Tejvan Pettinger

Definition of balanced growth: Balanced growth refers to a specific type of economic growth that is sustainable in the long term. It is sustainable in terms of low inflation, the environment and balanced between different sectors of the economy such as exports and retail spending.  Balanced growth is the opposite of volatile boom and bust economic cycles.

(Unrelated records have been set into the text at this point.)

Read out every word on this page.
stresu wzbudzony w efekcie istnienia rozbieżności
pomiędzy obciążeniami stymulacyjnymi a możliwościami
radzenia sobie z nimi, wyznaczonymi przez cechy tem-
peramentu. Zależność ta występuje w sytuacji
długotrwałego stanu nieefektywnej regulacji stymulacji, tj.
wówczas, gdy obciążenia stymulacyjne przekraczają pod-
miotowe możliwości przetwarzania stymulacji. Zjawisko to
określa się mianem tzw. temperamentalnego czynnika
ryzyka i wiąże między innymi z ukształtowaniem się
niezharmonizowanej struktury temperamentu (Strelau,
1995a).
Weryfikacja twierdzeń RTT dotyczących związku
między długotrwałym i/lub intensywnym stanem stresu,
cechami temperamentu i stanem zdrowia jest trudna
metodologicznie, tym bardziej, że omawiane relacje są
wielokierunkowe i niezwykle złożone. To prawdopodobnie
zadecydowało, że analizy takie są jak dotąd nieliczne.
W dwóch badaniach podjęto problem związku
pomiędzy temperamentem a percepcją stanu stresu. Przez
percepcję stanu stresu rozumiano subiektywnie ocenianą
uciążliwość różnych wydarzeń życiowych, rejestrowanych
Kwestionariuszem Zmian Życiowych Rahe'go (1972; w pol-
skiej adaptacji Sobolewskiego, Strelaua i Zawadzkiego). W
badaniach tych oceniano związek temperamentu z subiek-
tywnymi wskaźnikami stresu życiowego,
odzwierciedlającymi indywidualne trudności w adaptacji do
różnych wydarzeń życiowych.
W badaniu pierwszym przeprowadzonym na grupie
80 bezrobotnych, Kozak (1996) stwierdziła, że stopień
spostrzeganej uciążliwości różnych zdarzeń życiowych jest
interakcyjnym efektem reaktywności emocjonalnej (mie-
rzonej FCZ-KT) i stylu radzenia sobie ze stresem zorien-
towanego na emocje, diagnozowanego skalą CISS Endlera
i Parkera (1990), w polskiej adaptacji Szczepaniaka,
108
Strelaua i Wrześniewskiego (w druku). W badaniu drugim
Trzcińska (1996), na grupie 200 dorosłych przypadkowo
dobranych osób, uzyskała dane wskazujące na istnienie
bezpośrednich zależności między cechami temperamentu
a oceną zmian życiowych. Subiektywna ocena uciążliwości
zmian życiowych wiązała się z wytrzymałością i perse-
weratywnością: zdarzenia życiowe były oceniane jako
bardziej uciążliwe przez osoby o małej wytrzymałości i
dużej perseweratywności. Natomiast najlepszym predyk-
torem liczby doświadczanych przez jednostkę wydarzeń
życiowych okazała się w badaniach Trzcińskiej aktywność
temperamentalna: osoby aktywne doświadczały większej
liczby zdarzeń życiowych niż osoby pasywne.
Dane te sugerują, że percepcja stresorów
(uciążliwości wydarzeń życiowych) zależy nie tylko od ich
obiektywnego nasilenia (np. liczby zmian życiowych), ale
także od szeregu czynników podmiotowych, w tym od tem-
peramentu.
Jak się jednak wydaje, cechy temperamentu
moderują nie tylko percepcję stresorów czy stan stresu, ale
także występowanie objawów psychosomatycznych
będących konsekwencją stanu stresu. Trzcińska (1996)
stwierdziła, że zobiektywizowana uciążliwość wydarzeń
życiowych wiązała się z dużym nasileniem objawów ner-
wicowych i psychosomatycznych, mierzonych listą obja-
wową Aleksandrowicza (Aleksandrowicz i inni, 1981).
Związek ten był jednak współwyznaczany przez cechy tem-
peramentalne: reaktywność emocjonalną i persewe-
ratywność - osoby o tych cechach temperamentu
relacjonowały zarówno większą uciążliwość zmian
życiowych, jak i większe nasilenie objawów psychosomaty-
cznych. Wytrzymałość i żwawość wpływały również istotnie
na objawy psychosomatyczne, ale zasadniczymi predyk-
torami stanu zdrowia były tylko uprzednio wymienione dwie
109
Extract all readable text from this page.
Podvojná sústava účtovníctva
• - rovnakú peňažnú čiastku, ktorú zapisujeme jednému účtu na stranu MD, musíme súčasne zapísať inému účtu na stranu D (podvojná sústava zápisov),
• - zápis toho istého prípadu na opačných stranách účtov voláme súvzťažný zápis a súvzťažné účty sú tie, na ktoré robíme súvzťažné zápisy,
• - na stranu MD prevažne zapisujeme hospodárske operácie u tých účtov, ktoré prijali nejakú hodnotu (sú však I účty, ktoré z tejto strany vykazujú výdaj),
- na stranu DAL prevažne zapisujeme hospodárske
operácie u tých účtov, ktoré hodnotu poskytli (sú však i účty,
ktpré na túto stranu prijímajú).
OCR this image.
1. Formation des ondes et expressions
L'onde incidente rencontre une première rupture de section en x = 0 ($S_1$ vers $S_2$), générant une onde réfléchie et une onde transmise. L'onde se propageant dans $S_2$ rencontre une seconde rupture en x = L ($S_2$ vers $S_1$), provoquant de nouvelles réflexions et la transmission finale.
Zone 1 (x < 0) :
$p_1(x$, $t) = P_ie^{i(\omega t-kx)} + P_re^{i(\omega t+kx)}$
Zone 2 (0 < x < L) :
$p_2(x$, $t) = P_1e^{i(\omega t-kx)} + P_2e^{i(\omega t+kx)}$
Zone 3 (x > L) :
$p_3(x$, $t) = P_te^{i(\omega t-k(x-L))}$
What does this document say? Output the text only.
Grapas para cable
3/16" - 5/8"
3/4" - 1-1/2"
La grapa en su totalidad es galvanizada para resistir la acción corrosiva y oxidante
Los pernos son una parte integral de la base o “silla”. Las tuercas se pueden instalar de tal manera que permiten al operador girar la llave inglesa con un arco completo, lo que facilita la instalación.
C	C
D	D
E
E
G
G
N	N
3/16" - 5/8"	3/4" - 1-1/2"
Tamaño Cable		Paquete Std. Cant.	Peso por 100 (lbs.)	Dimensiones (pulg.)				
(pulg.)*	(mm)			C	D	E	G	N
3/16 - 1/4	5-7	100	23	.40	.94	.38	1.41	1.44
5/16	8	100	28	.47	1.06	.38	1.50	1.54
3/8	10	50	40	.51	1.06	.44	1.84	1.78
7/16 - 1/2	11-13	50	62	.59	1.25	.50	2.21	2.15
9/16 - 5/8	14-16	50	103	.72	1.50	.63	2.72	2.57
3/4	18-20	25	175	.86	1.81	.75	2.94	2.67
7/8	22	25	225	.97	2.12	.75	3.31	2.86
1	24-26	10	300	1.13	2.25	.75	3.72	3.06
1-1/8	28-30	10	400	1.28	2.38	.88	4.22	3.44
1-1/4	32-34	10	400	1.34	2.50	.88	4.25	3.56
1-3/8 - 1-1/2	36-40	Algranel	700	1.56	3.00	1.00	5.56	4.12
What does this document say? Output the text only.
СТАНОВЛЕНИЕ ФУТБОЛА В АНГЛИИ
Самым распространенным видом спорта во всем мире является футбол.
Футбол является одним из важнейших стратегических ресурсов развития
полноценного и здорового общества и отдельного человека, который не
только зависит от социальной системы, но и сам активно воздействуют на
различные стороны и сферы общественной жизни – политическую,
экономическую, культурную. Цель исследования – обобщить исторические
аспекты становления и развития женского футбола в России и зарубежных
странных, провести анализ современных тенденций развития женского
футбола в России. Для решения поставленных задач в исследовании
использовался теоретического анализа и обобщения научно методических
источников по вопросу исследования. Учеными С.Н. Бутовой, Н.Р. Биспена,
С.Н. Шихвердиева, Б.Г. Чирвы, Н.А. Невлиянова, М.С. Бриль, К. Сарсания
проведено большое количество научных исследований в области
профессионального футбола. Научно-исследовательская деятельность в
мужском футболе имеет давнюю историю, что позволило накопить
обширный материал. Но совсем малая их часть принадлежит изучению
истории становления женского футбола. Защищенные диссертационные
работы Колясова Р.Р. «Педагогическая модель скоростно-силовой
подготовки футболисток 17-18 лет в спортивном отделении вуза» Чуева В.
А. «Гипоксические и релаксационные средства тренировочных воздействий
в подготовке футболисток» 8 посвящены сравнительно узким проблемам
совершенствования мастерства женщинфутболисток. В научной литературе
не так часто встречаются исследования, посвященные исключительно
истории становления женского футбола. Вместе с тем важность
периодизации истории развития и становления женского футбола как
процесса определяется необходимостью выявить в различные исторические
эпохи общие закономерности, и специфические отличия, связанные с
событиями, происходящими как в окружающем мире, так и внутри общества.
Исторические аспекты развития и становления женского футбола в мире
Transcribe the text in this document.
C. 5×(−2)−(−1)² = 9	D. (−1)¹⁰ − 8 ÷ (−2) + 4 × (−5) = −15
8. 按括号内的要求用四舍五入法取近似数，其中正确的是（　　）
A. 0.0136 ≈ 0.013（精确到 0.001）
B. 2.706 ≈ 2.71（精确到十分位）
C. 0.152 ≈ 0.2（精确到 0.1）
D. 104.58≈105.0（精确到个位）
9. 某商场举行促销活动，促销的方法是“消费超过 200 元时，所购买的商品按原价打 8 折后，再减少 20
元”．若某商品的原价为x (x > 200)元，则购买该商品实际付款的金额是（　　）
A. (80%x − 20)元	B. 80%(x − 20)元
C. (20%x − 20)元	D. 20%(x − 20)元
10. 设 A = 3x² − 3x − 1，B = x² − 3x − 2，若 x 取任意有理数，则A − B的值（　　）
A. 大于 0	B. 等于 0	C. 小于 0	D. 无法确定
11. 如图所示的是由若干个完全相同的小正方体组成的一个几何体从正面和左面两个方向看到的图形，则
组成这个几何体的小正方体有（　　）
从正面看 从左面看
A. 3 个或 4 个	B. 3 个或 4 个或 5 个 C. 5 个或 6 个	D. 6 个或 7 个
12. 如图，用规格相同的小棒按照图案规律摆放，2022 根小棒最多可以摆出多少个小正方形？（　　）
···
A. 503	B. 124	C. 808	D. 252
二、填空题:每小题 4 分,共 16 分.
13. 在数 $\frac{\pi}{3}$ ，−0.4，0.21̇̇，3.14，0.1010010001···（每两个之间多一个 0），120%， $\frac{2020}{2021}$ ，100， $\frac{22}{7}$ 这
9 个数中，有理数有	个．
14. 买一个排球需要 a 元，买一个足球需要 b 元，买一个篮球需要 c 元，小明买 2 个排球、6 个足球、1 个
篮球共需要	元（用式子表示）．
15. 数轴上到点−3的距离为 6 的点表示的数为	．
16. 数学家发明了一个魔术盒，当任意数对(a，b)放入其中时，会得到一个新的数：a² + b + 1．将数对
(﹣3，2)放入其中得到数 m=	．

Features of balanced growth

  1. Economic growth close to the long run trend rate of growth This is the average sustainable growth rate. (in the UK this is about 2.5% a year)
  2. Low inflation. High inflationary growth causes increased uncertainty and volatility and can discourage investment. Inflationary growth often leads to recession as the government seek to control inflation.
  3. Balanced between different sectors of the economy e.g. both export and domestic consumption should be part of growth. If growth is just financed by consumer spending and imports – this causes a current account deficit and an imbalance.
  4. Balanced between different regions of the country. e.g. China’s breakneck growth is focused on the South, but the north is more left behind. Balanced growth shouldn’t leave some regions behind. (e.g. US rust belt)
  5. Balance between consumption and investment. eg. growth in UK and US has often been focused on consumer spending leading to low savings ratios and high current account deficits. Low investment has implications for the long-term productive capacity.
  6. Concern for the environment. Balanced growth should use mix of renewable resources as well as non renewable growth. If growth is focused on the use of non-renewable resources, then it became less sustainable in the long-term.
  7. A balance between different sectors e.g. manufacturing vs retail sector vs primary sector. An economy that relies on the primary sector (mining, agriculture) may be at greater risk of fluctuations in the prices and output of primary products. For example, Venezuela and Russia experienced economic difficulties from relying on high oil prices. Also, an oil-based economy may deter investment in manufacturing which gives more balanced growth in the long-term. (see – Dutch Disease)
  8. Sustainable debt levels. If growth is financed by unsustainable debt, then it is always at risk from debt-deleveraging – a period where firms and consumers seek to pay back debt. For example, between 2002-2006, the US economy saw an increase in subprime mortgages – with households buying a house and relying on low-interest rates. When interest rates rose, households defaulted, banks lost money and it led to a credit crunch.

The fall in the savings ratio to 4% in 2008, was an indication growth was becoming unbalanced – relying more on debt.

Economic growth in UK


It was felt the UK had balanced growth between 1993 and 2007 – a long period of economic expansion and low inflation.

However, the credit crunch of 2007, showed the growth wasn’t as balanced as previously thought. Despite low inflation, there was a boom in bank lending and growth of credit. There was also a boom in house prices which got reversed from 2007.